SHARE The final, final end of the road for Mark Prior?

Richard A. Chapman~Sun-Times

For all the hype, all the promise and all the potential of Mark Prior, his career in baseball may be officially over.

Yes, for those of you wondering at that statement, his career was only mostly over after his last injury-filled flameout with his hometown San Diego Padres in 2009. But according to a report in the Trib, he was injured yet again in his latest quest, a desperate grasp at the glory days that ended far too soon.

Mark has been through so many timelines, at this point I’m almost allergic to the word, Prior’s agent John Boggs said in January. But he’s out there. He’s getting himself ready. And when he’s ready, I’m sure you’ll hear a lot about him. Then we’ll invite teams to come watch him throw. And hopefully, he’ll be the next Ben Sheets.

Prior, it seems, was nailed with a comebacker in the pitching shoulder in what may be the final divine message that it’s time for him to take his Cubs signing bonus – a then-record $10.5 million in 2001 – and hang ’em up in style. For that matter, the $15,00 a month the Padres were paying him to rehab without ever pitching an inning for them would make for a decent start at retirement.
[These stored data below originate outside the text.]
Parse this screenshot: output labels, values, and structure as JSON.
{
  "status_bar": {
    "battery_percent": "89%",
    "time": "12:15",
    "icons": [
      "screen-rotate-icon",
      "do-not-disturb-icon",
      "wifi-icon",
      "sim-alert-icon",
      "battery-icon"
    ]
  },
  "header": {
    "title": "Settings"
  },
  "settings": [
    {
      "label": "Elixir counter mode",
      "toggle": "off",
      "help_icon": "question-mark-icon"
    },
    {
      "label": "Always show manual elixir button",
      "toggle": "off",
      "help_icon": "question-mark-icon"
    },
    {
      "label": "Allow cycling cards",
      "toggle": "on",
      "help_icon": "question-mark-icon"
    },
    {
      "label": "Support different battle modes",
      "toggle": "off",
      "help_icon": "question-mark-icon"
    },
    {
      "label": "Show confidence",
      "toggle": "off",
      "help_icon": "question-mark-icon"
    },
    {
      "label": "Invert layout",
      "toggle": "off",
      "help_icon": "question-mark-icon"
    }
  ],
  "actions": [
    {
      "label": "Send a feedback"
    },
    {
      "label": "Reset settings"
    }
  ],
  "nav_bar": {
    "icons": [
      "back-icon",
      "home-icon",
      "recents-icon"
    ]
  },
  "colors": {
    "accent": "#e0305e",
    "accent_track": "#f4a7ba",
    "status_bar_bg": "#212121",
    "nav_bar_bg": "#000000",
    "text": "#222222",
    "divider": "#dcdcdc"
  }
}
The injury was not reported as serious, but he’s apparently been shut down for three weeks as a precautionary measure.

As baseball fans watch Joe Mauer and Mark Teixeira, the two names most notable as Cubs draft considerations in 2001, win MVP awards with the Minnesota Twins and help slug the Yankees back to championships in New York, it’s hard not to think about how Prior is synonymous with broken hopes in Cubdom.

It’s a story of a career made even more sad when you consider Prior hasn’t turned 30 yet and has already had multiple shoulder reconstructions.

If I can get back to 80 percent or 90 percent of what I used to be, then that’s still pretty good. I look back to those three, four years in the big leagues, and I pitched pretty well and did the things I had to do to help us win games, Prior said during Spring Training with the Padres in 2009. I don’t know if those memories haunt me, but they motivate me.

The fact that he still feels the competitive impulse to try to drag his

battered arm through the violent process of major league pitching again

does say something about his fire, but maybe it’s better for him at this

point to just put the tattered dream on ice for good.